I'm not against making things faster, it's just that I haven't seen
solid evidence yet that this will help. Just provide a best-case test
case for this that shows a huge improvement, and I'll shut up. If the
improvement is only modest, then let's discuss how big it is and whether
it's worth the code ugliness this causes.
--
Heikki Linnakangas
EnterpriseDB http://www.enterprisedb.com
Heikki Linnakangas <heikki.linnakangas@enterprisedb.com> writes:
On 21.09.2011 17:20, Peter Geoghegan wrote:
Even still, I
think that the 12.5% figure is pretty pessimistic - I've already sped
up the dell store query by almost that much, and that's with a patch
that was, due to circumstances, cobbled together.
I'm not against making things faster, it's just that I haven't seen
solid evidence yet that this will help.

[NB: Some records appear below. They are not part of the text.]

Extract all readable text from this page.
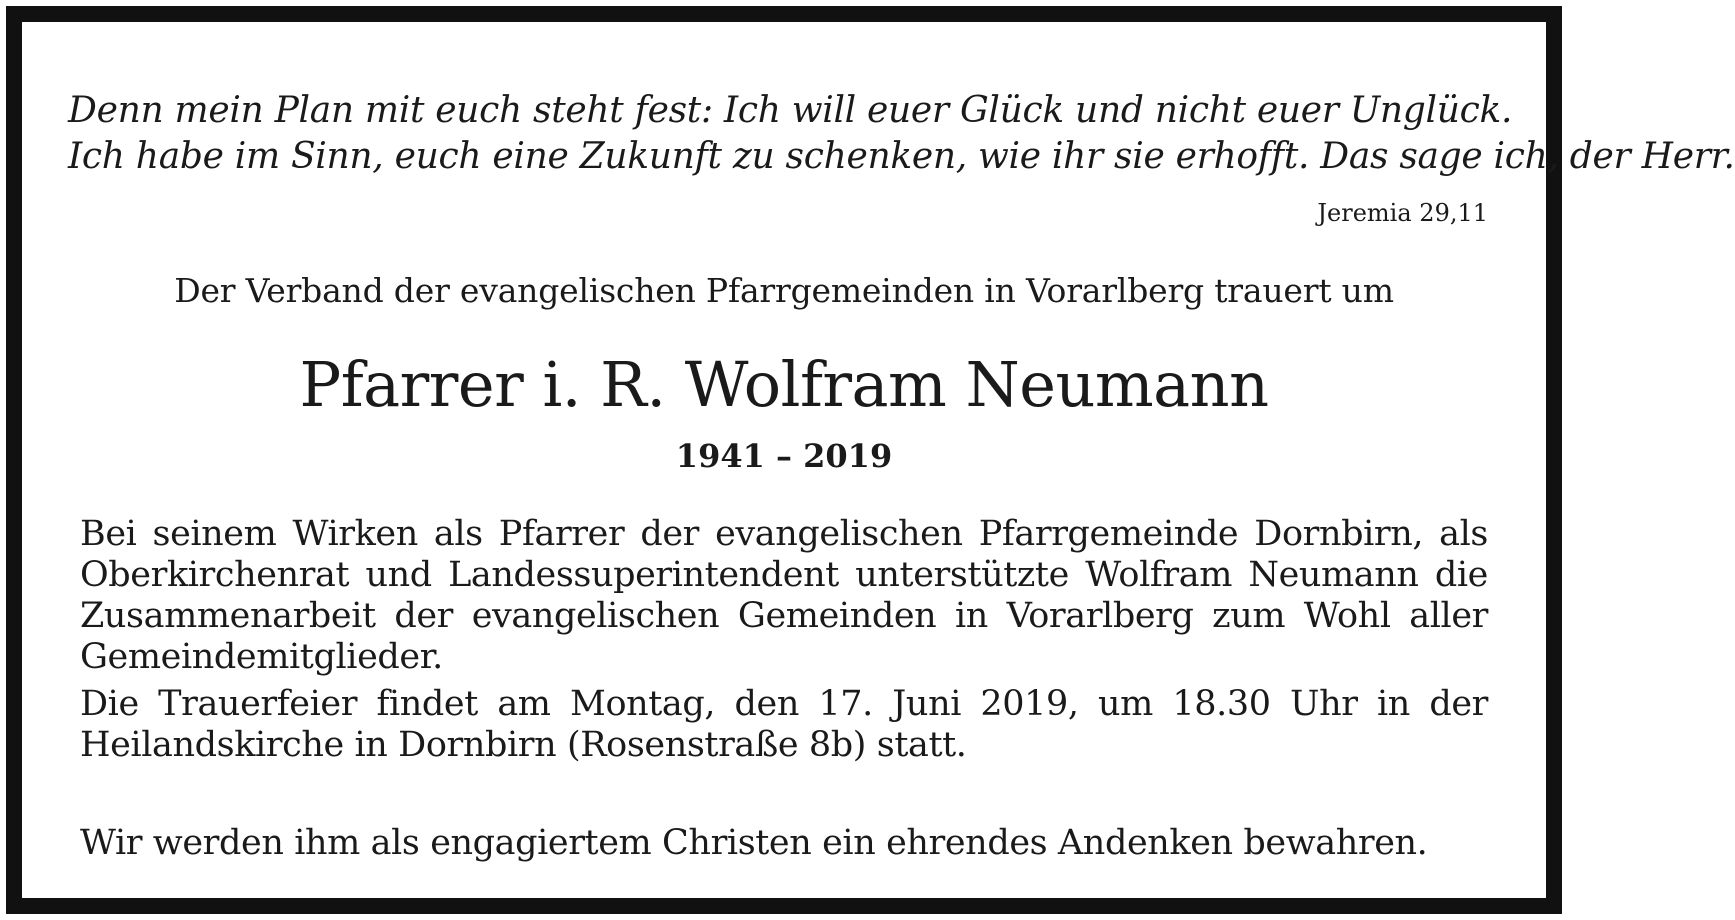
Denn mein Plan mit euch steht fest: Ich will euer Glück und nicht euer Unglück.
Ich habe im Sinn, euch eine Zukunft zu schenken, wie ihr sie erhofft. Das sage ich, der Herr.
Jeremia 29,11
Der Verband der evangelischen Pfarrgemeinden in Vorarlberg trauert um
Pfarrer i. R. Wolfram Neumann
1941 – 2019
Bei seinem Wirken als Pfarrer der evangelischen Pfarrgemeinde Dornbirn, als Oberkirchenrat und Landessuperintendent unterstützte Wolfram Neumann die Zusammenarbeit der evangelischen Gemeinden in Vorarlberg zum Wohl aller Gemeindemitglieder.
Die Trauerfeier findet am Montag, den 17. Juni 2019, um 18.30 Uhr in der Heilandskirche in Dornbirn (Rosenstraße 8b) statt.
Wir werden ihm als engagiertem Christen ein ehrendes Andenken bewahren.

Just provide a best-case test
case for this that shows a huge improvement, and I'll shut up. If the
improvement is only modest, then let's discuss how big it is and whether
it's worth the code ugliness this causes.
The other question that I'm going to be asking is whether it's not
possible to get most of the same improvement with a much smaller code
footprint. I continue to suspect that getting rid of the SQL function
impedance-match layer (myFunctionCall2Coll etc) would provide most of
whatever gain is to be had here, without nearly as large a cost in code
size and maintainability, and with the extra benefit that the speedup
would also be available to non-core datatypes.
regards, tom lane
On 09/21/2011 10:50 AM, Tom Lane wrote:
The other question that I'm going to be asking is whether it's not
possible to get most of the same improvement with a much smaller code
footprint. I continue to suspect that getting rid of the SQL function
impedance-match layer (myFunctionCall2Coll etc) would provide most of
whatever gain is to be had here, without nearly as large a cost in code
size and maintainability, and with the extra benefit that the speedup
would also be available to non-core datatypes.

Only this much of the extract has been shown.